Clinical trials are needed to define the value of dose-escalated RT and SBRT for LAPC. Currently, a phase 3 trial is evaluating the addition of SBRT to a modified regimen of FOLFIRINOX to determine safety and efficacy in terms of progression-free survival (NCT:01926197).²⁴ Dose-escalated SBRT is also being combined with radio-modulating agents. For example, a phase 1 trial evaluated the use of nelfinavir with concurrent SBRT (up to 40 Gy/5 fx).²⁵ A multi-institutional phase 1/2 trial is evaluating adaptive dose escalation with SBRT for LAPC with the radiomodulator GC4419 or placebo (NCT003340974). Additionally, technological advances in particle therapy, image guidance, and adaptive planning may improve therapeutic effectiveness.

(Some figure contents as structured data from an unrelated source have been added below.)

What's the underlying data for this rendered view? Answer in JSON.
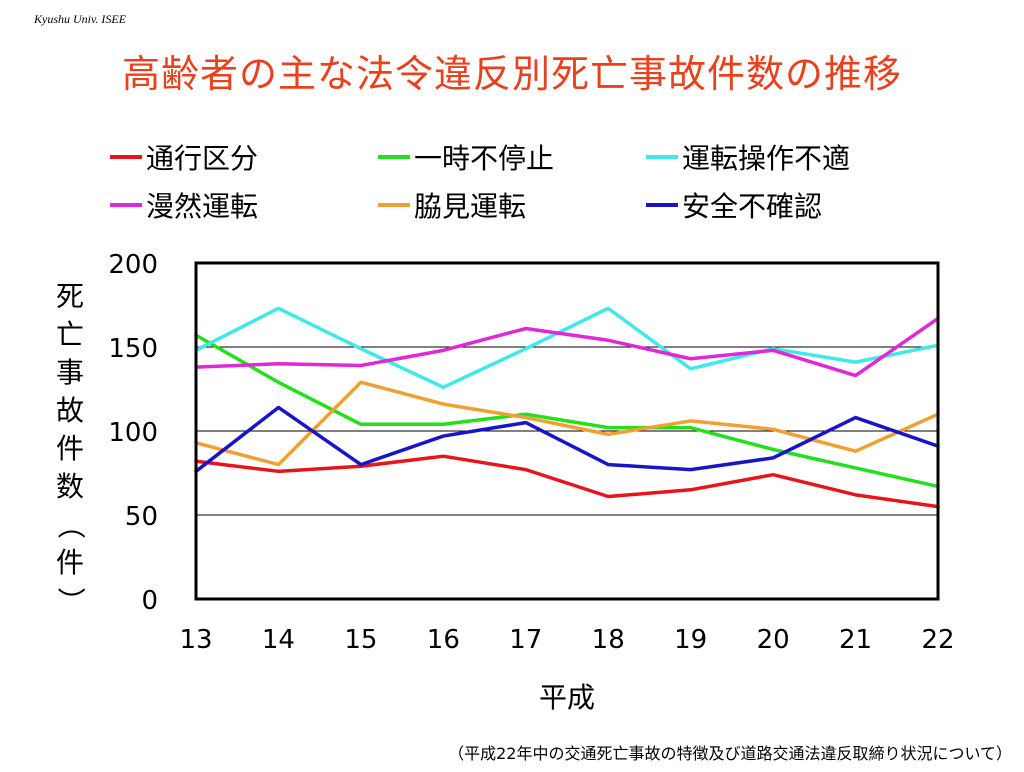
{
  "header_note": "Kyushu Univ. ISEE",
  "slide_title": "高齢者の主な法令違反別死亡事故件数の推移",
  "footnote": "（平成22年中の交通死亡事故の特徴及び道路交通法違反取締り状況について）",
  "chart_data": {
    "type": "line",
    "xlabel": "平成",
    "ylabel": "死亡事故件数（件）",
    "x": [
      13,
      14,
      15,
      16,
      17,
      18,
      19,
      20,
      21,
      22
    ],
    "ylim": [
      0,
      200
    ],
    "yticks": [
      0,
      50,
      100,
      150,
      200
    ],
    "grid": true,
    "legend_position": "top",
    "series": [
      {
        "name": "通行区分",
        "color": "#e8141c",
        "values": [
          82,
          76,
          79,
          85,
          77,
          61,
          65,
          74,
          62,
          55
        ]
      },
      {
        "name": "一時不停止",
        "color": "#22e01a",
        "values": [
          157,
          129,
          104,
          104,
          110,
          102,
          102,
          89,
          78,
          67
        ]
      },
      {
        "name": "運転操作不適",
        "color": "#40e8e8",
        "values": [
          148,
          173,
          149,
          126,
          149,
          173,
          137,
          149,
          141,
          151
        ]
      },
      {
        "name": "漫然運転",
        "color": "#e028d8",
        "values": [
          138,
          140,
          139,
          148,
          161,
          154,
          143,
          148,
          133,
          167
        ]
      },
      {
        "name": "脇見運転",
        "color": "#f0a030",
        "values": [
          93,
          80,
          129,
          116,
          108,
          98,
          106,
          101,
          88,
          110
        ]
      },
      {
        "name": "安全不確認",
        "color": "#1a14c8",
        "values": [
          76,
          114,
          80,
          97,
          105,
          80,
          77,
          84,
          108,
          91
        ]
      }
    ]
  }
}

Data on particle therapy are emerging, but results are mixed. One study of dose escalation with protons reported a high incidence of radiation-induced ulcers in the stomach and duodenum,^26,27 although a different study reported favorable proton dose-escalation outcomes with minimal toxicity.²⁸ A multi-institutional study from Japan using carbon therapy has found low rates of toxicity at ~1 year median follow-up, and a prospective trial is underway.²⁹

MRgRT provides improved soft tissue delineation and the ability to visualize the target in real-time, potentially improving target coverage while helping to minimize toxicity.^30–32 A prospective trial is actively recruiting (NCT: NCT03621644) and will serve to build on the promising outcomes reported in a multi-institutional, retrospective analysis of patients treated with adaptive, dose-escalated MRgRT for inoperable LAPC.³³

Conclusions

In conclusion, a new era for LAPC and radiation therapy may be emerging. Although prior studies with older chemotherapy regimens failed to show improved survival with standard doses of radiation for locally advanced disease,³ new studies with more effective combinations of chemotherapy such as gemcitabine and nab-paclitaxel and FOLFIRINOX with EDR are needed. The expectation is that with improved systemic therapies for LAPC, local tumor control will reemerge as an important consideration for patients with this disease. Ultimately, appropriate patient selection, technical considerations with treatment delivery, advanced image guidance, and respiratory management techniques are required to safely deliver higher radiation doses.